As if Thomas Sowell weren’t sufficient to demonstrate the intellectual bankruptcy of pro-capitalist apologetics, we now have corporate apologists trolling the #ResistCapitalism hashtag on Twitter. Although most of the people using it today seem to think it’s an original piece of wit they just came up with on their own, the “Lookit them tweeting #ResistCapitalism on their iPhones” meme appeared in identical form three years ago, in reference to Occupy using social media as an organizing tool. If it evidenced mediocre critical thinking skills back then, what does it say about those who resurrect it now?
To see just how stupid this “argument” is, we only have to imagine its equivalent being used by apologists for other class systems throughout history. Imagine an apologist for the classical Roman slave system addressing a proletarian critic of the system: “Why, the very grain dole you live on was produced by slave labor on a latifundium!” Imagine an apologist for the Soviet planned economy mocking a dissident for advocating free markets — on a typewriter manufactured by centrally-planned state industry!
Yes, we’re quite aware that those iPhones are produced by Apple. Or rather, produced by workers in independent job shops in Asia, with Apple’s actual “contribution” being simply to use its ownership of patents and trademarks to set up a toll gate between the people who make them and the people who use them. It’s hard to see the corporation’s role in all this as anything but parasitic.
On top of everything else, the “anti-capitalists on iPhones, huh huh, huh huh” meme displays total ignorance of actual radical critiques of capitalism. In the Communist Manifesto, Marx and Engels praised capitalism for the unprecedented productive forces it had unleashed since the beginning of the Industrial Revolution just a few decades earlier. And Marx argued, in A Contribution to the Critique of Political Economy, that systems of class domination like feudalism and capitalism were “epochs marking progress in the economic development of society.” Such systems of domination persisted so long as they were progressive in furthering the development of productive forces, and would come to an end only when the productive forces to which they had given rise were too great to be contained within the old social relations of production. And thinkers like Antonio Negri, Nick Dyer-Witheford and Paul Mason see peer production and networks as having a dual nature: they are absolutely necessary for capitalism’s further development, but their own full development is ultimately incompatible with capitalism’s continued existence.
The idea of a system giving rise to the seeds of its successor system is just Marxian Dialectics 101.

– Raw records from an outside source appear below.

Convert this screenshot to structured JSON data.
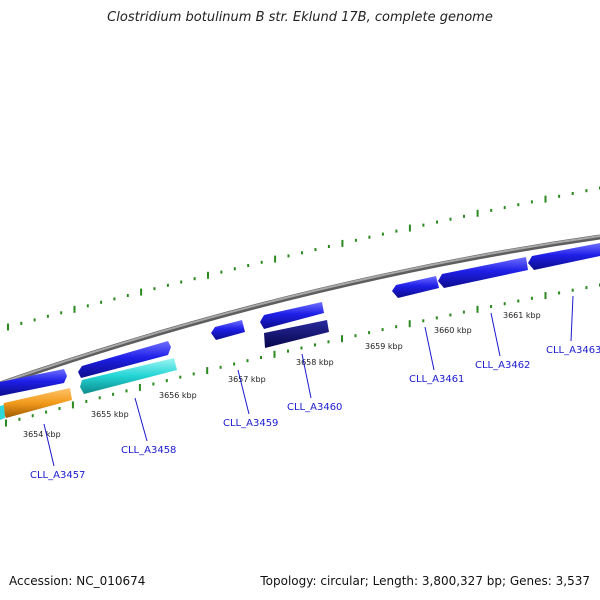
{
  "title": "Clostridium botulinum B str. Eklund 17B, complete genome",
  "footer": {
    "accession": "Accession: NC_010674",
    "stats": "Topology: circular; Length: 3,800,327 bp; Genes: 3,537"
  },
  "colors": {
    "backbone": "#8c8c8c",
    "tick": "#2a8a1e",
    "label_line": "#1a1ad0",
    "forward_gene": "#1a1ae6",
    "forward_gene_dark": "#0c0c8c",
    "reverse_gene_navy": "#0a0a78",
    "cyan_gene": "#22d4d4",
    "orange_gene": "#f29a1c"
  },
  "kbp_ticks": [
    "3654 kbp",
    "3655 kbp",
    "3656 kbp",
    "3657 kbp",
    "3658 kbp",
    "3659 kbp",
    "3660 kbp",
    "3661 kbp"
  ],
  "gene_labels": [
    "CLL_A3457",
    "CLL_A3458",
    "CLL_A3459",
    "CLL_A3460",
    "CLL_A3461",
    "CLL_A3462",
    "CLL_A3463"
  ]
}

The irony is that Marx and his followers give capitalism far more credit than I do for its role in “unleashing productive forces.” Unlike Marx, I’m not a historical materialist who sees each successive system of class domination as a necessary stage for developing productive forces, which has to be passed through before productive technology finally lays the material basis necessary for freedom and abundance to exist. As an anarchist, I believe freedom and cooperation are not only possible, but more productive, in every day and age. Abundance is not something that has to be created by long epochs of coercion and slavery, before the material foundations for freedom have been laid.
Western capitalism, like the state communism of the USSR and the Soviet bloc, has been largely parasitic on the creativity of ordinary people working together as equals, and has put their creativity to far less productive use than they would have done themselves. Since the beginning of the Industrial Revolution, capitalists have adopted new technologies and organized production mainly with a view to making it easier to impose discipline on the labor force and extract a surplus from it, rather than increasing productivity for its own sake. In fact it has sabotaged genuinely more productive technologies by using them in sub-optimal ways, because their most efficient use was incompatible with the needs of capital.
For example, the most suitable use of electrically powered machinery, after the invention of the electric motor, would have been craft production in small shops integrated into local agro-industrial villages, of the sort envisioned by Kropotkin in Fields, Factories and Workshops. Instead the new corporate economy, created by an unholy alliance between the state and capital, harnessed the new technology in a highly inefficient and wasteful, centralized mass-production economy that essentially threw away the unique advantages of electricity.
Fifty years ago, Paul Goodman wrote that “A system destroys its competitors by preempting the means and channels, and then proves that it is the only conceivable mode of operating.” Fortunately there are glitches in the Matrix, and those who can’t conceive of any other system are rapidly becoming outnumbered by those who can.